On the morning of the last day, the veil finally lifted, and we were able to speak, but yet we weren’t allowed to touch anyone. I found this to be a tease and absolutely silly. We all chatted for hours about our experienced, some people were bleary eyed and had drunk the koolaid fully having a haunting smile that looked like they were brainwashed, some were more realistic like myself and had a sense of humor about the whole thing. I formed some close bonds with certain people and I am proud to say that I gravitate towards healthy minded people. (at least I think so).

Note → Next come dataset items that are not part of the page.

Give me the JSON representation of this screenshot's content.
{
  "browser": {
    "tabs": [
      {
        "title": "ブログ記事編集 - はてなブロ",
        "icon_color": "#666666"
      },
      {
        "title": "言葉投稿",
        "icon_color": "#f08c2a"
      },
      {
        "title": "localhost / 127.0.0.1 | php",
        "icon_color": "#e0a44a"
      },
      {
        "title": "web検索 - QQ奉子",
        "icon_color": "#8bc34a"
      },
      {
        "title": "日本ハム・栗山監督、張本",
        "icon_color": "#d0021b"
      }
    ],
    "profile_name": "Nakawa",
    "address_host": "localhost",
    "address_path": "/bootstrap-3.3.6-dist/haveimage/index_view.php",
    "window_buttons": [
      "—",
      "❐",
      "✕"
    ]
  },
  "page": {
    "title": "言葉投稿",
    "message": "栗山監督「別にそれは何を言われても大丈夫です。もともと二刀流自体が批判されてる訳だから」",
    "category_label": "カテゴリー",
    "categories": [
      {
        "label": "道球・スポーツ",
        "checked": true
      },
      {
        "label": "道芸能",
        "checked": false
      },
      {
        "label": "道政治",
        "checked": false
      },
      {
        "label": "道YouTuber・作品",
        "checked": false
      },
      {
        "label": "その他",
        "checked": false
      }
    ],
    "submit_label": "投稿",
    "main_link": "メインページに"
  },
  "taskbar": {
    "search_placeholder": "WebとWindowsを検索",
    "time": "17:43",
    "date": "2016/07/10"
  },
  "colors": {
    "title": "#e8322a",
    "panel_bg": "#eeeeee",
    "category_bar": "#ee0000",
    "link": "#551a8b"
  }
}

I did come away with a great epiphany form this entire adventure. I saw in the entirety of my life as a series of extreme tests of pain and difficulty, ranging from being a dancer, to choosing one of the more intense yoga practices for 5 years, to attempting to be a kung fu artist for 7 years, and them pushing myself to perfection in my work then signing myself up for this intense meditation seminar, fearing failure, fearing inferiority, fearing myself as I am.
I come away with a new compassion and tenderness for myself, I don’t have to put myself through this kind of extremeness. I am fine, I am good just right now as I am. I can exercise and meditate and dance and kung fu, but but I don’t have to ACHIEVE, I can just be.
* This part is added a year after this experience -
after I returned form this "retreat, i proceeded to go into a deep depression for 3 months, this sounds dramatic, but it is true. I have handles some gigantic blows in my life, blows that last years, but this meditation thing rewired my brain so much that it took drugs to pull me out. this may no be everyones experience of course, we all have out own trauma points, but I just had to point out that this may be what you come away with as well.